Со взрывом разлетелась в клочья и иллюзия об иллюзии - косматые монгольские пони в диком ужасе заржали и разом встали на дыбы. А потом, словно подхваченные незримыми вихрями, понесли своих всадников кто куда. И вот - Марко остался один. Один - в этой загадочной, продуваемой всеми ветрами пустоши.
3
Мын: Недоразвитость.
Весенние потоки под недвижной горой.
К младому глупцу приходит удача.
Марко дал волю своему взбесившемуся коню. Позволил нести себя куда вздумается. И не обращал внимания ни на спутников, ни на направление стремительного бега. В голове сидели только черные стрелы - если, конечно, то были стрелы. Некогда Моисей и маги Египта превращали жезлы в змей, а змей в жезлы. Но как могли птицы - даже столь необычные - превратиться в твердые, как палки, стрелы? К тому же обычные стрелы не кровоточат. И все-таки особенно потрясало Марко вовсе не само чудо невиданного колдовства. И не страх затеряться в этих безлюдных просторах, оторваться от товарищей и родни. И даже не то и дело звучавшие рефреном вопросы: "Кто это сделал? Зачем?"
Потрясали венецианца жуткие мысли о том загадочном яде - магическом зелье на наконечниках стрел, - которое в считанные мгновения (секунды! о ужас - секунды!) превратило молодого монгола в нечто лилово-черное и немыслимо раздутое - причем он жил! все еще жил! - а отравленное тело все вздувалось и пухло, - пока накопившиеся соки не разорвали в клочья гноящуюся плоть.
...Еще одна стрела, шипя, вонзилась в песок под самыми копытами пони. Это уже был не просто страх. Нечто большее. С диким воплем Марко пришпорил своего измученного коня - а в голове тем временем, будто обрывки сна, проплывали взбаламученные ужасом воспоминания...

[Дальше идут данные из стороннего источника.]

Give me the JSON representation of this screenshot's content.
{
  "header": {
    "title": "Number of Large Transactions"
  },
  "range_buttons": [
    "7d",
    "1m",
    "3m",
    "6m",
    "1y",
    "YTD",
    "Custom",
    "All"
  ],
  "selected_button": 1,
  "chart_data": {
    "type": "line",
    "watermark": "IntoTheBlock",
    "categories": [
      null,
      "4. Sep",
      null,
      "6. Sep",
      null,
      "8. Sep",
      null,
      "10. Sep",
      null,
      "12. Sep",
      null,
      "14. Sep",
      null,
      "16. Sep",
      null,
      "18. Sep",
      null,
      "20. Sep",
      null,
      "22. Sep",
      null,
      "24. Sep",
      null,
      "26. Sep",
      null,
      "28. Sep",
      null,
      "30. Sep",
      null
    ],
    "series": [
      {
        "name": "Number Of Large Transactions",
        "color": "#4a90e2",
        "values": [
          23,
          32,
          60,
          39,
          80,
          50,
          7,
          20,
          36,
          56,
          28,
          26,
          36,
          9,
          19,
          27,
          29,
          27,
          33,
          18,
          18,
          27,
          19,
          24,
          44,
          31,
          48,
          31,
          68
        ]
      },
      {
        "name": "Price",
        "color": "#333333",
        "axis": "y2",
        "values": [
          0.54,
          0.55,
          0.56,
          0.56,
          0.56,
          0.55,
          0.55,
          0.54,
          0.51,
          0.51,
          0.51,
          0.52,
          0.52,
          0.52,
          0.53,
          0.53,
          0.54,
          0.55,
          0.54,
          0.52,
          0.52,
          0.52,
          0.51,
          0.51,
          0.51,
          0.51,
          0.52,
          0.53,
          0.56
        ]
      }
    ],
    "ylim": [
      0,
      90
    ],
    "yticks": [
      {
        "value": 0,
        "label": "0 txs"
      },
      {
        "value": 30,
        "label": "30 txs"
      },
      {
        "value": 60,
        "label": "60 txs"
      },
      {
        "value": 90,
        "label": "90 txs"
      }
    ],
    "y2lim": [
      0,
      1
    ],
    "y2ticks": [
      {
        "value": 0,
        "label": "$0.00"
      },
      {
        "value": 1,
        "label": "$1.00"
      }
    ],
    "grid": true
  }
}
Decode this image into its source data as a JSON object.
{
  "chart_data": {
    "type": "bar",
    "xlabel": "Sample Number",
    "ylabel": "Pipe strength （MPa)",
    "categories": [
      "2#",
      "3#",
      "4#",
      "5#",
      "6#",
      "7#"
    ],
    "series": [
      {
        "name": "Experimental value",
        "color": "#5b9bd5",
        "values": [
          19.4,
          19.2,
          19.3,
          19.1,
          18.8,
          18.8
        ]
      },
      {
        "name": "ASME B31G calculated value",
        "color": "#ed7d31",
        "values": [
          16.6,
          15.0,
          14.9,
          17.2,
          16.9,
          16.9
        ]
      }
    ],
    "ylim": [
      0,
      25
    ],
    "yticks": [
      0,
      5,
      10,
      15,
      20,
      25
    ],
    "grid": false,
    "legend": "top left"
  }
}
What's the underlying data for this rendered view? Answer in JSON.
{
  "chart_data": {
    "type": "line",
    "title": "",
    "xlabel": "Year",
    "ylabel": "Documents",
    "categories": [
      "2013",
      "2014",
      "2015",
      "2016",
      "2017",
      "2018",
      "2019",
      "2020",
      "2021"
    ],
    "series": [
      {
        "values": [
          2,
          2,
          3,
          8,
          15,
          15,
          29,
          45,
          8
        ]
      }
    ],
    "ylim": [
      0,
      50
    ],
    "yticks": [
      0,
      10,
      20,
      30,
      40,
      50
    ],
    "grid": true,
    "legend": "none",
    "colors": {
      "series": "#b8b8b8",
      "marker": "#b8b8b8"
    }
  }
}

- Так почему же римский папа, - уже в сто первый раз вопросил Хубилай, - не прислал с вами, как я того требовал, сотню ученых священников? Пусть бы поведали мне о святом кресте и святом елее, о святом хлебе и святом вине. Пусть бы построили для меня большие часы, большие башни и крепости, большие осадные машины и большие военные корабли. Почему? Раз он называет себя всемирным отцом. Почему? - Великий хан тяжко вздохнул, и в горле у него что-то негромко хрипнуло. А длинная жемчужная бахрома, что свисала с увенчанной солнцем и луной золотой короны, слегка закачалась.